Rich and Gil it is a Great article , I enjoyed the piece, thanks for sharing it. 

The following piece from the dialogue sums up why I believe the church of Rome is wrong in its insistence that her interpretation of scripture is infallible is still the major dividing line between Protestants and Catholics. 

When I began to read the scriptures and the scholarly treatises on the Gospel by others , namely Protestant theologians, I was told I was in error by not ultimately submitting to the interpretations given by the Roman magisterium. It is the major reason I am today a protestant and no longer a catholic in allegiance with the church of Rome and her pope. 

*History simply stands against any claim that the Church of Rome has been as self-consistent or clear as Scripture*

“Of course there is a “living teaching authority in the church”: normatively, Christ, by his Spirit, speaking in his Word and, subordinately, the common confession of this Word through the instruction of pastors and teachers (held in check by elders). It’s not an infallible, fail-proof system. But then, neither is Rome. History simply stands against any claim that the Church of Rome has been as self-consistent or clear as Scripture. And I repeat my earlier point that the anathemas of the Council of Trent (reaffirmed ever since) actually set Rome in opposition to the clear, marvelous, and saving gospel that is taught in Scripture. So even if there were an infallible teaching office in the church today, *Rome would fail that crucial test“.*


----------



## Marrow Man (Dec 31, 2010)

Is there a link to the original exchange? I am not seeing it in the OP.


----------



## PuritanCovenanter (Dec 31, 2010)

Marrow Man said:


> Is there a link to the original exchange? I am not seeing it in the OP.


 
I believe it is here Tim.

Reformation Day +1 - White Horse Inn Blog


----------



## LawrenceU (Dec 31, 2010)

Thanks for posting this, Rich. This issue of Sola Scriptura and the perspicuity of Scripture is at the forefront of battle today. It may well be that many of the 'young, reformed, and restless' crowd will follow the same path that Cross has walked. I know that I have seen it happen, first hand - and from an RTS graduate to boot. Neo-paganism, postmodernism, nihilism they are interconnected and they are vile worldly philosophies that warp the mind inhibiting rational thought.


----------



## Michael (Dec 31, 2010)

I'm assuming that the only way to view the entire dialogue is to purchase a subscription to _Modern Reformation_.


----------



## Semper Fidelis (Dec 31, 2010)

PuritanCovenanter said:


> Marrow Man said:
> 
> 
> > Is there a link to the original exchange? I am not seeing it in the OP.
> ...


 That's a portion of the exchange. The full exchange is found here but you need an MR account to read it: Modern Reformation - Articles


Michael said:


> I'm assuming that the only way to view the entire dialogue is to purchase a subscription to _Modern Reformation_.

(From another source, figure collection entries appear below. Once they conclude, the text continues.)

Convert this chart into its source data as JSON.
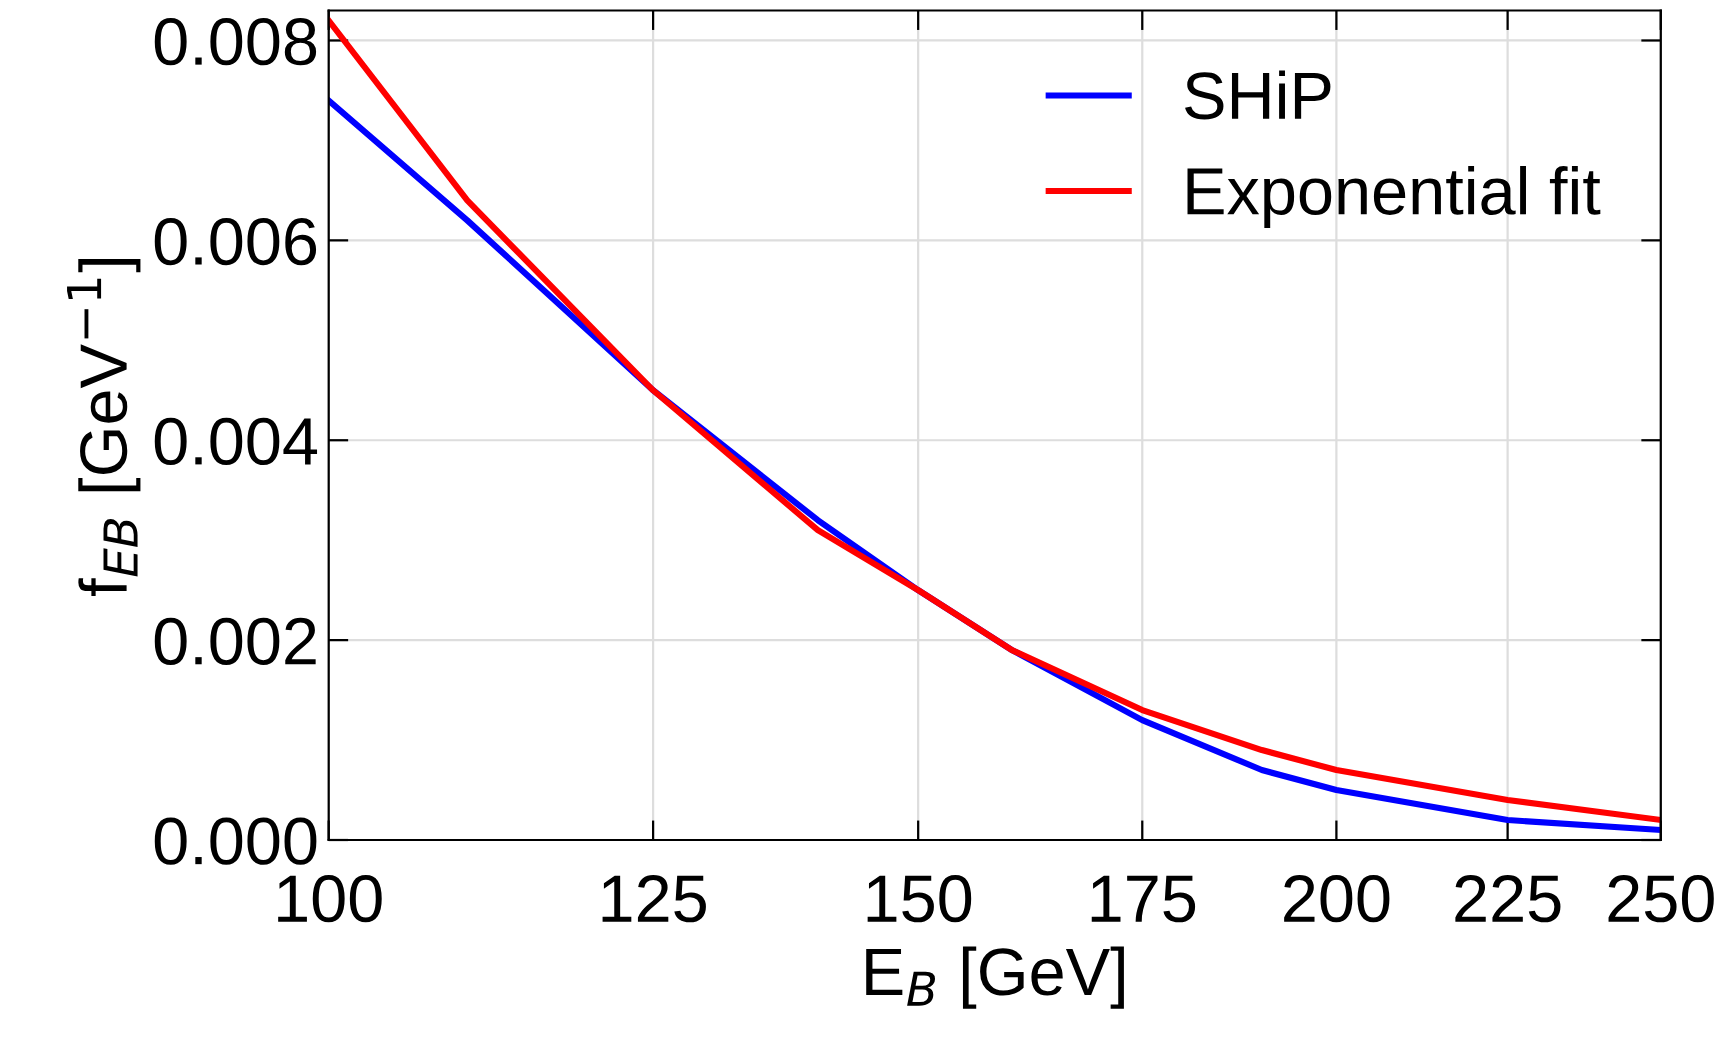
{
  "chart_data": {
    "type": "line",
    "xlabel": "E$_{B}$ [GeV]",
    "ylabel": "f$_{EB}$ [GeV$^{−1}$]",
    "x": [
      100,
      110,
      125,
      140,
      150,
      160,
      175,
      190,
      200,
      225,
      250
    ],
    "series": [
      {
        "name": "SHiP",
        "color": "#0000ff",
        "values": [
          0.0074,
          0.0062,
          0.0045,
          0.0032,
          0.0025,
          0.0019,
          0.0012,
          0.0007,
          0.0005,
          0.0002,
          0.0001
        ]
      },
      {
        "name": "Exponential fit",
        "color": "#ff0000",
        "values": [
          0.0082,
          0.0064,
          0.0045,
          0.0031,
          0.0025,
          0.0019,
          0.0013,
          0.0009,
          0.0007,
          0.0004,
          0.0002
        ]
      }
    ],
    "log": "x",
    "xlim": [
      100,
      250
    ],
    "xticks": [
      100,
      125,
      150,
      175,
      200,
      225,
      250
    ],
    "ylim": [
      0,
      0.0083
    ],
    "yticks": [
      {
        "value": 0,
        "label": "0.000"
      },
      {
        "value": 0.002,
        "label": "0.002"
      },
      {
        "value": 0.004,
        "label": "0.004"
      },
      {
        "value": 0.006,
        "label": "0.006"
      },
      {
        "value": 0.008,
        "label": "0.008"
      }
    ],
    "grid": true,
    "legend": "top right",
    "line_style": "solid",
    "marker": "none"
  }
}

 I'm not certain. You can get an account on their website for free but I'm uncertain whether you can read the exchange without a subscription. In my opinion, MR is well worth the subscription and I have been reading it with great profit for about 15 years.


----------



## StrictBaptist (Dec 31, 2010)

Thanks for posting this. As a ex-RC I know why its so hard for a RC to see the error of his ways. I will check it out for sure.


----------